Traveling the Back Roads

by Percy & Mary Lilly



Wenner Hoffert - World War II Part II

When we left Wenner, he had just completed boot camp and volunteered for Radio School.

From Mirimar, the group of ten was sent to Jacksonville, Florida. The first day they were told that of the 80 that were there, only 40 would make it. The top 10% would leave with the rank of corporal. The last two weeks there were empty seats on every side. Those who flunked out went to Cherry Point where they became ground radio operators. These men soon became buck sergeants.

Wenner passed the course and was assigned flight duty. He was checked out by a psychologist who asked to see his hands.
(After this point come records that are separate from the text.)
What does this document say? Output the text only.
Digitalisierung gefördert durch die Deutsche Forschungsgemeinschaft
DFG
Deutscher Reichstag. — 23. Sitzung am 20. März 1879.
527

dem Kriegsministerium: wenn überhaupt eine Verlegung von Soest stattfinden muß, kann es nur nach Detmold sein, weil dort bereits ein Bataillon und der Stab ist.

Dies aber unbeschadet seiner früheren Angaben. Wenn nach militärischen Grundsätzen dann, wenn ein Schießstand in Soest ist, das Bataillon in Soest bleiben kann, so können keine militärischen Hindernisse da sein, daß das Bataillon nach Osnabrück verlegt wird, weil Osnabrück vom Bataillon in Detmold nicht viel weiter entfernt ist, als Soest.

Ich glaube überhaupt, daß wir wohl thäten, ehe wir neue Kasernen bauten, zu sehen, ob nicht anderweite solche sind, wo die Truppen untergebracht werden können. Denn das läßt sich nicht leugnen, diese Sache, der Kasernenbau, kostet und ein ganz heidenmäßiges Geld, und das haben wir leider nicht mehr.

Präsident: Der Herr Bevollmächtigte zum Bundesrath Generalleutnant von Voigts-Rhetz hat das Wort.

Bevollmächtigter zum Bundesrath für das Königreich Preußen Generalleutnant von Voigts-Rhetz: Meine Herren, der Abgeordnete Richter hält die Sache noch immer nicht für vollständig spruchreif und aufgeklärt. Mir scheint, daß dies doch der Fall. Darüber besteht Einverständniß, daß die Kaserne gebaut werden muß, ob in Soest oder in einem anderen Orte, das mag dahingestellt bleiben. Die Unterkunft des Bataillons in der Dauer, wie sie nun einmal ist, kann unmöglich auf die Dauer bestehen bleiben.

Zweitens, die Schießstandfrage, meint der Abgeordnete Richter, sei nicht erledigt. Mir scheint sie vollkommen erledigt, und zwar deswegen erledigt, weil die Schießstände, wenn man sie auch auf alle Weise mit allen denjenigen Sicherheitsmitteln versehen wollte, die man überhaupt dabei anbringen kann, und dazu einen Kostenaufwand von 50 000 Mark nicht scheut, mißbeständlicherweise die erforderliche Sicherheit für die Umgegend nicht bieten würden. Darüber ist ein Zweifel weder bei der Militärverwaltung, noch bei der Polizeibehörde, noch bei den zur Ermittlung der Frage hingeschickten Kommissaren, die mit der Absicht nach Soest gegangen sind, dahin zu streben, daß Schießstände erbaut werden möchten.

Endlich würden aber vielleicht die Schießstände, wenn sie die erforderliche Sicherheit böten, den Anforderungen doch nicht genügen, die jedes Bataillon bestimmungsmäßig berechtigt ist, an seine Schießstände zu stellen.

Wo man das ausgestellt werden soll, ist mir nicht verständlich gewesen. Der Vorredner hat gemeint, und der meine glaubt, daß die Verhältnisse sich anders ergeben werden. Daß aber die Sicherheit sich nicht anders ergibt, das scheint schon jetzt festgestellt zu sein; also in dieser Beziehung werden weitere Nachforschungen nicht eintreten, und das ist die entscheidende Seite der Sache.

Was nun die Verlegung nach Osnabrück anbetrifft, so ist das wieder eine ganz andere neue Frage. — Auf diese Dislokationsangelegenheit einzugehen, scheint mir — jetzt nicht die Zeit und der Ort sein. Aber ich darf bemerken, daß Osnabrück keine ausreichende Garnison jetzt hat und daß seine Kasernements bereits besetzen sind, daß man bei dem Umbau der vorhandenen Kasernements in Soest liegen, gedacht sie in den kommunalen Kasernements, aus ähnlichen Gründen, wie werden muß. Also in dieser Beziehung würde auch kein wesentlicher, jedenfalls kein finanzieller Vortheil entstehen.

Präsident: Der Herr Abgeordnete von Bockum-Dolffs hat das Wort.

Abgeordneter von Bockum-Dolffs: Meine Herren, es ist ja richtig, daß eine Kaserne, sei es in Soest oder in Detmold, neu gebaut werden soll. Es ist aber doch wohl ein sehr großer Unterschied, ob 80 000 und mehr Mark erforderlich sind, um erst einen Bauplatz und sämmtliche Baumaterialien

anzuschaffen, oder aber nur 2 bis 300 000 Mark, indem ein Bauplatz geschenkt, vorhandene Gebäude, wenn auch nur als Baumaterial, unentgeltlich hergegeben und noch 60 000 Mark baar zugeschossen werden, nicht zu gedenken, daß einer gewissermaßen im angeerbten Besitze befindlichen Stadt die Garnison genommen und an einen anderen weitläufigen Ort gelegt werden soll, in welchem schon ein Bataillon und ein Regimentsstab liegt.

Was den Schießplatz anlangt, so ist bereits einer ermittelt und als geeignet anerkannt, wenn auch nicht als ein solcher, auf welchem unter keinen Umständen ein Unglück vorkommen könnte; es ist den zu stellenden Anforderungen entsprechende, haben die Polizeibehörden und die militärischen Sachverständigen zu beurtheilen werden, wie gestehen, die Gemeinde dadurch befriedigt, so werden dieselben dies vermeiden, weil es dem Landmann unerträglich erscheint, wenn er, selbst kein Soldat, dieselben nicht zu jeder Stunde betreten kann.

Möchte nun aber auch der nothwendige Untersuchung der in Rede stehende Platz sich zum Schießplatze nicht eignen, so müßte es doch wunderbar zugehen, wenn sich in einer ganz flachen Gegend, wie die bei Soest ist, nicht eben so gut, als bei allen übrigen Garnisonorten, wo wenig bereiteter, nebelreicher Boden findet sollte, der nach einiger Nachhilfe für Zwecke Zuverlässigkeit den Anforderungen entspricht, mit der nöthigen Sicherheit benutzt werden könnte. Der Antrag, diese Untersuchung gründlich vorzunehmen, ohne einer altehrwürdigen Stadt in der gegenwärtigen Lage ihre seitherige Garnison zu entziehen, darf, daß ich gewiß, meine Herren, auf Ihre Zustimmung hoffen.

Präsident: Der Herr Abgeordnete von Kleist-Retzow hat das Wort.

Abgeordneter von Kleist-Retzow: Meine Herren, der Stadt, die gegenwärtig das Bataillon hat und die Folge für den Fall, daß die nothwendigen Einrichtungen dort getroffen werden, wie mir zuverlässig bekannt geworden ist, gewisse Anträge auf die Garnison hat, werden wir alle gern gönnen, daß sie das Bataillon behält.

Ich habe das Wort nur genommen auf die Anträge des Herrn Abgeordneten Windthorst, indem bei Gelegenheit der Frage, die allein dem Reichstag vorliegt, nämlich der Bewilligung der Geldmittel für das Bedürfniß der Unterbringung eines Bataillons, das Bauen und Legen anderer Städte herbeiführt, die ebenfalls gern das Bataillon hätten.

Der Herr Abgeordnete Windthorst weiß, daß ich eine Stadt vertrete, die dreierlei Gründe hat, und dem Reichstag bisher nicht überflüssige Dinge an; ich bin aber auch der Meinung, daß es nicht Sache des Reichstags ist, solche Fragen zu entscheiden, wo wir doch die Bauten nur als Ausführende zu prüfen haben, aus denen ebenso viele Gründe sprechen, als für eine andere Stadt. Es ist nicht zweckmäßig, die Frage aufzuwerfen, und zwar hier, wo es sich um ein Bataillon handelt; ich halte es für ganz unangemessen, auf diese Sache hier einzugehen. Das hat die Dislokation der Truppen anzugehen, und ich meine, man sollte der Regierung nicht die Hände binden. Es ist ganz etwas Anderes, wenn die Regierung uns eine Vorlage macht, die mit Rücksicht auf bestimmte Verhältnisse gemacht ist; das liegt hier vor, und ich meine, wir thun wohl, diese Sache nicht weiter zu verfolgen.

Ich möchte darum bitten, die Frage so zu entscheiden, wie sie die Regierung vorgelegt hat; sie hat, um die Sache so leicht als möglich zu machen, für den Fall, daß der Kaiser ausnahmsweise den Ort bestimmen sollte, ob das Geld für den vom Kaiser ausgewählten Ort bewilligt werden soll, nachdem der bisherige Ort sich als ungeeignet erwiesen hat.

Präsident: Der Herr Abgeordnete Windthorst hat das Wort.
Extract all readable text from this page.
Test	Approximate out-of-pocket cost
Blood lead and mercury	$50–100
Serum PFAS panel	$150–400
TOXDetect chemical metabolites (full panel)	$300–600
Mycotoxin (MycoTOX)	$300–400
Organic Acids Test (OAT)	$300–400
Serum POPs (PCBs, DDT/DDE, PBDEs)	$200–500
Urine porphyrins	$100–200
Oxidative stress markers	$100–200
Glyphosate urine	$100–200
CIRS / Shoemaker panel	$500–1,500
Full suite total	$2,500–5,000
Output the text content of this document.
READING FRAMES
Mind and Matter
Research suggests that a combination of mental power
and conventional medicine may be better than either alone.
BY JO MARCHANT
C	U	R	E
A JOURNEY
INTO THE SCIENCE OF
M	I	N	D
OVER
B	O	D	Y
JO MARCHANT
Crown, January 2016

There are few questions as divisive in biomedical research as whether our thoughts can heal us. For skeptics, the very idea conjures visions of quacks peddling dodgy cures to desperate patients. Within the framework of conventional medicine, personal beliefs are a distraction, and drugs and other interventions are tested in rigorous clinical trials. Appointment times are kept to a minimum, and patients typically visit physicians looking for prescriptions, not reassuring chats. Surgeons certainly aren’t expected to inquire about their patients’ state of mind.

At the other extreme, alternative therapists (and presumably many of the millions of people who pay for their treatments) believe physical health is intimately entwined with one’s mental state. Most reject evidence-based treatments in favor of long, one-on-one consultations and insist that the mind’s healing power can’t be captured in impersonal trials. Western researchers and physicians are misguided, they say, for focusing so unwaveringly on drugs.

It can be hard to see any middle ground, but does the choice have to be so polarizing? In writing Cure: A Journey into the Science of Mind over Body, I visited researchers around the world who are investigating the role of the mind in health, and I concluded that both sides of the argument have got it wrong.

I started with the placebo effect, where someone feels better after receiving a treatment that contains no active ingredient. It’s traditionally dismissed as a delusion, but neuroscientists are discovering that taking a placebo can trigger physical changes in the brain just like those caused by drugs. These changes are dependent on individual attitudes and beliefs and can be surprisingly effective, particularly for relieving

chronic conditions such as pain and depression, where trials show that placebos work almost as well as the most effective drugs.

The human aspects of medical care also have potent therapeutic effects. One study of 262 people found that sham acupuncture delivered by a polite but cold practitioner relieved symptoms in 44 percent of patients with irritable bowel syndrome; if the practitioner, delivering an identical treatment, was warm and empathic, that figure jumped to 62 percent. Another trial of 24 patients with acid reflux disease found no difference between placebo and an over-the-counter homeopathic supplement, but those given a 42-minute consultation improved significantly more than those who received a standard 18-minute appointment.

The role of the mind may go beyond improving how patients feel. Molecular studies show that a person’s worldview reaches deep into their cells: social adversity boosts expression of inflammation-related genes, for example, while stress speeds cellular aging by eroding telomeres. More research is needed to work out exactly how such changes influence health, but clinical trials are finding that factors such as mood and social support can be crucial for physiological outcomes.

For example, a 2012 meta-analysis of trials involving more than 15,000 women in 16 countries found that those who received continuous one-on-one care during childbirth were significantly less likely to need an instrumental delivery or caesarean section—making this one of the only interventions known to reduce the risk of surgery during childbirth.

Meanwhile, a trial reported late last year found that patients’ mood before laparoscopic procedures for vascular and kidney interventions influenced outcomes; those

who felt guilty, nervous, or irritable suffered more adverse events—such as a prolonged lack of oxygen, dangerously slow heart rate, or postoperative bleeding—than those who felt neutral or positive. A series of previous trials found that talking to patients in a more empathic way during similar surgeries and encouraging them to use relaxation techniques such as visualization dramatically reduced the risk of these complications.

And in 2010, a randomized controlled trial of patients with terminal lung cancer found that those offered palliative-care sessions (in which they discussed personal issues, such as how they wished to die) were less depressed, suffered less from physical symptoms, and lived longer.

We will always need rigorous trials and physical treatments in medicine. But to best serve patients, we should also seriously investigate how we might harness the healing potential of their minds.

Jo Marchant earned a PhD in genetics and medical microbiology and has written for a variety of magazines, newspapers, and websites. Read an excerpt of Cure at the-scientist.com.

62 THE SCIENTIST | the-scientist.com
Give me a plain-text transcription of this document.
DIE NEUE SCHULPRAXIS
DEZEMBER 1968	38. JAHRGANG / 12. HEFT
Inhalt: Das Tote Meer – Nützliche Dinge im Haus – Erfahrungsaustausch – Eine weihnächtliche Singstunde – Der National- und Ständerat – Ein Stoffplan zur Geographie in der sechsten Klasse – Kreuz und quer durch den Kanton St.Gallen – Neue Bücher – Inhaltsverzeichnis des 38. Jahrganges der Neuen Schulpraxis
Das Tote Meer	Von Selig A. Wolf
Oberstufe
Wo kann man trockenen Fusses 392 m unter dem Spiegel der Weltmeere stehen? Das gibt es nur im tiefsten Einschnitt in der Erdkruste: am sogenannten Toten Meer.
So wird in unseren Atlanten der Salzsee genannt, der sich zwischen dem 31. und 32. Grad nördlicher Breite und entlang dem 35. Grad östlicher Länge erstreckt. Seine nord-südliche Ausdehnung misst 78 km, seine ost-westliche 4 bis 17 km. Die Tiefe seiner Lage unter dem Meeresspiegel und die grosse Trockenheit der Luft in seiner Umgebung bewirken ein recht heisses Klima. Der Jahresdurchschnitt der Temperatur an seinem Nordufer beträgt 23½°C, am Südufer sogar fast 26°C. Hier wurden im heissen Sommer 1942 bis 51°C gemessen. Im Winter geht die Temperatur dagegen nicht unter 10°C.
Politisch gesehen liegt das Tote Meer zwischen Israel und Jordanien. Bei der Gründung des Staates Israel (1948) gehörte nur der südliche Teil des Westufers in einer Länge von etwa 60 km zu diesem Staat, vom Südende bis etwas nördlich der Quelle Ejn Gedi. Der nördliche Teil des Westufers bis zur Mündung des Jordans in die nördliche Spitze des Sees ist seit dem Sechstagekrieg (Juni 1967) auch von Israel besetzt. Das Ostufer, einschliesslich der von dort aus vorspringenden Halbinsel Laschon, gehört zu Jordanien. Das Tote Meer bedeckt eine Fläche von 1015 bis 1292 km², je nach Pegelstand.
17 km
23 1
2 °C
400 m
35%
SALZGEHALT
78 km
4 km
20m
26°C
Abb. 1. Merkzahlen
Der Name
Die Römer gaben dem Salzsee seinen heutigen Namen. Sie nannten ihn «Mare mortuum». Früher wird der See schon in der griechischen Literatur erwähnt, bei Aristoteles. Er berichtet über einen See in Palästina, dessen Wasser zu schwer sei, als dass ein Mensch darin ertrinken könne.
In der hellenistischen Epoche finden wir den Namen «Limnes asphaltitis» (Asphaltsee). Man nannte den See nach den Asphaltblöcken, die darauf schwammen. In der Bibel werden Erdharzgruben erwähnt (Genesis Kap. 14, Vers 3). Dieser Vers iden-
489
They didn’t want any one on flight duty whose fingernails were bitten. He was asked if he liked girls. He passed both of these tests and then continued with 3 or 4 months of intense training in Jacksonville, Florida. ‘’It was ten times worse than boot camp. It was hot; the sand fleas and mosquitoes bit you; and the discipline was tough. The toughest job you ever have to do is the one you cherish the most.’’ He went to classes to learn Morse code and other skills. He had to decipher 20 words a minute to pass. It was hard because it was so hot that his fingers kept slipping on his pencil.

Still as a PFC, he was then shipped back to Cherry Point and then to Bogue Field near Morehead, North Carolina. There he joined his unit VMSB 331 Squadron. To his amazement he was assigned job training in gunnery school. General Byron said, ‘’Do you doubt our ability to train gunners?’’ So off he went to his two-man plane, the SBD (Scout Bomber Douglas), to learn to man guns, radio and radar. On Wenner’s first flight, the pilot took the plane up to 12,000 feet and then made a dive straight down. Sick and nauseated, that night Wenner was ready to quit. But when he reported the next day, his name was first on the list to go up again. After the second flight he was ready to go.

The two-man prop SBD was capable of carrying a 1,000 pound bomb. It was the same as planes aboard aircraft carriers. It was used in surveillance. According to Wenner, the radar and radio equipment cost more than the rest of the plane.

On October 1, 1943, Wenner went on board the ship Puebla. His ship was build as a German luxury liner, but it sank off the coast of Mexico. Their trip was its maiden voyage after it was restored. Unescorted and after a short time at sea, its diesel engines quit and it was ten days before they could be repaired. The ship was wall to wall with troops and food became short. Wenner remembers that one day all he was given was a half an apple and the next day, a half slice of bread with peanut butter. Altogether the ship took 35 days to reach American Samoa. He was then assigned to Wallis Island which was a leper colony in the old days. Later he had operational duty on the Nukifatu Atoll and then on to patrol duty over Tarawa. Wenner thinks that securing Tarawa was a turning point in the war in the Pacific.

In early February, 1944, Wenner and the VMSB 231 and the 331 squadrons arrived on Majuro in the heart of the enemy held Marshall Islands. For eight months these squadrons alternated in trying to keep the Japanese battered and bewildered on the heavily fortified islands which had been bypassed for invasion.

On March 4, the 331 made the first bombing mission, staged from Majuro against Jaluit Atoll Forty per cent of their planes were hit by intense ack-ack fire even though that atoll, like the other atolls of the Marshalls, Einwetok, Ponape, Wotje, Maloelap, Mille, etc. had received 498 tons of bombs since November by Army and Navy planes. A major goal was to prevent all Japanese planes from leaving or landing from their airstrips on those islands. Our planes pockmarked those airstrips every day. Japanese ships were also targets.

Among the four atolls in the Marshalls that had been leapfrogged (Wotje, Maloelap, Mille and Jaluit) 13,701 Japanese were stationed in heavily fortified positions. Only 6,261 survived, 2,564 were killed in action and 4,876 starved or died of disease. On Mille, 200 were killed trying to dynamite fish which would furnish oil and flavor the boiled rats.

Bombing missions alternated with patrol. The patrol missions were the worst. Eighty per cent of the 331 planes were hit at some time or other by antiaircraft fire. They were patched up again and again. Wenner and his pilot, O.M. Russell also were involved in dropping leaflets stating easy terms if the Japanese surrendered, but none of them ever did.